Meeting of the Parliament (Hybrid) 09 March 2021
I look forward to Mr Rennie deploying that argument on the doorsteps in North East Fife to all my Conservative friends. We will see how he gets on in the next few weeks.
It was good to see some progress being made on the introduction of free school meals for all primary pupils, although it is being done over two years when it should have been introduced over one. Again, that was a key budget ask of ours that was not delivered.
Yesterday, at the Finance and Constitution Committee, I raised the issue of land and buildings transaction tax. The finance secretary is insisting that the threshold for LBTT payments, which was temporarily raised to £250,000, must return to £145,000 next month, despite the fact that the Chancellor of the Exchequer has extended an uplift for the equivalent tax in England, as, indeed, has the Government in Wales, and that the block grant adjustment would provide additional resources to extend that tax cut if she wanted to do so. That means that, from April, house purchasers in Scotland will be hit with a higher tax bill than those elsewhere.
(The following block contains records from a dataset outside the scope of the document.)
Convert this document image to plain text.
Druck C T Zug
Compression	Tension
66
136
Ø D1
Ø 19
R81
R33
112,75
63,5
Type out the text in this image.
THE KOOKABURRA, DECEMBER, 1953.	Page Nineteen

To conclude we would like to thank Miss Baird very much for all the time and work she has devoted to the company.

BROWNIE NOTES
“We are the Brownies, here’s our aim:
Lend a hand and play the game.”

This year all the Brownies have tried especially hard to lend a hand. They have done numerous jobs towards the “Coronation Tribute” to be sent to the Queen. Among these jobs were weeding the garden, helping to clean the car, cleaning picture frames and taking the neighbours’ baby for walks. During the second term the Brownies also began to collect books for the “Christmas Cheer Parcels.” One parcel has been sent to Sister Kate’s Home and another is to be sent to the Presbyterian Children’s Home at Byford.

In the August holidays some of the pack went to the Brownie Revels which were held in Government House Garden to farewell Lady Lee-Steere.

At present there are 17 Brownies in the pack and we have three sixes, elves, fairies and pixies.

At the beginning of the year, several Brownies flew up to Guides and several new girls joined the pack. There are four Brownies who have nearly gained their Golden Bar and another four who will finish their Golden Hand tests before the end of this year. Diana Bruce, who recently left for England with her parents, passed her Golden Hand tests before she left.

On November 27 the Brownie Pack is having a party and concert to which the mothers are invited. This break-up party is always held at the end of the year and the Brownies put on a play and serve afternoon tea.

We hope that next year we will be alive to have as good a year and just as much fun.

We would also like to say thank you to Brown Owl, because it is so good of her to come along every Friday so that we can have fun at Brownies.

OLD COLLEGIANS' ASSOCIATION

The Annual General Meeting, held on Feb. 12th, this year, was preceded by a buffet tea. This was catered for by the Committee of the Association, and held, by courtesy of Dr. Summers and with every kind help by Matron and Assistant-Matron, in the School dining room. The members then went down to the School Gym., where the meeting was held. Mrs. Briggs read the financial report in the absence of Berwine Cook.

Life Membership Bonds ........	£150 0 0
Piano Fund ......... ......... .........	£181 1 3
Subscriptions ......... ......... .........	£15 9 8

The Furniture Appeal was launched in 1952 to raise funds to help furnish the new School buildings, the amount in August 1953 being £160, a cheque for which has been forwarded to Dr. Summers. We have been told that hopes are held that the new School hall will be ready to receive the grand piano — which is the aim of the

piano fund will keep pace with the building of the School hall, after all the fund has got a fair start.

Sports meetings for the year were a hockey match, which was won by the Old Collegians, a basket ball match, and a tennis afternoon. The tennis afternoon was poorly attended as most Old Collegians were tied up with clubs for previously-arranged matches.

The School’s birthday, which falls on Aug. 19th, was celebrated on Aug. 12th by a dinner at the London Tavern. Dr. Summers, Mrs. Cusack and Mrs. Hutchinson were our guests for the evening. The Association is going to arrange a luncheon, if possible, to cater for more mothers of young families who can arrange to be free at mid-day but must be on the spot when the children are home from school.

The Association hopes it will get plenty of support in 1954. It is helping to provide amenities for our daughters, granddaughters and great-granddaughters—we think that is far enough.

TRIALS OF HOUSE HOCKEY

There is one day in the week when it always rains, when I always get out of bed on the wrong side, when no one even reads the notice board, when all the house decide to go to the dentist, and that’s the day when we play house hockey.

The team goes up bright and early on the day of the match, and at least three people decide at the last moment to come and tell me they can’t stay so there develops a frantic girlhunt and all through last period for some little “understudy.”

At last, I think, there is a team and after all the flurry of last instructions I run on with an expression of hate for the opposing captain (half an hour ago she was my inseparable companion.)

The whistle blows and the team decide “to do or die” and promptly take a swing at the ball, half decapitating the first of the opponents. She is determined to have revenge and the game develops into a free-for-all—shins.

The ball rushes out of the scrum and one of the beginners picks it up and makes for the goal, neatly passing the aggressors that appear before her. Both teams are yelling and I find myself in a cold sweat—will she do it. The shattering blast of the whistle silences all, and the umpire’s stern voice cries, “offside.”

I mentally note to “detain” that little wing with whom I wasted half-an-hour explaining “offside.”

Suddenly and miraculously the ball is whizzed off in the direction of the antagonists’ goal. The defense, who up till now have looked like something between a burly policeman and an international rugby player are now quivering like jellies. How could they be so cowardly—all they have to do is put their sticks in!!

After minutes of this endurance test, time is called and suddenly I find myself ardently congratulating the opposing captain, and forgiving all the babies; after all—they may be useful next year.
Yet, as we know, revenue from LBTT in the period from September amounted to £39 million more than was generated in the same period last year. That means that reducing the tax burden delivered a higher revenue. That is perhaps an illustration of the Laffer curve that Mr McKee is always so glad for me to explain to him. I hope even now that the finance secretary can think again about that issue, because she might find that she is depriving herself of tax revenue and that, by extending the increase in the threshold, she might take in more tax, as we have demonstrated over the past few months.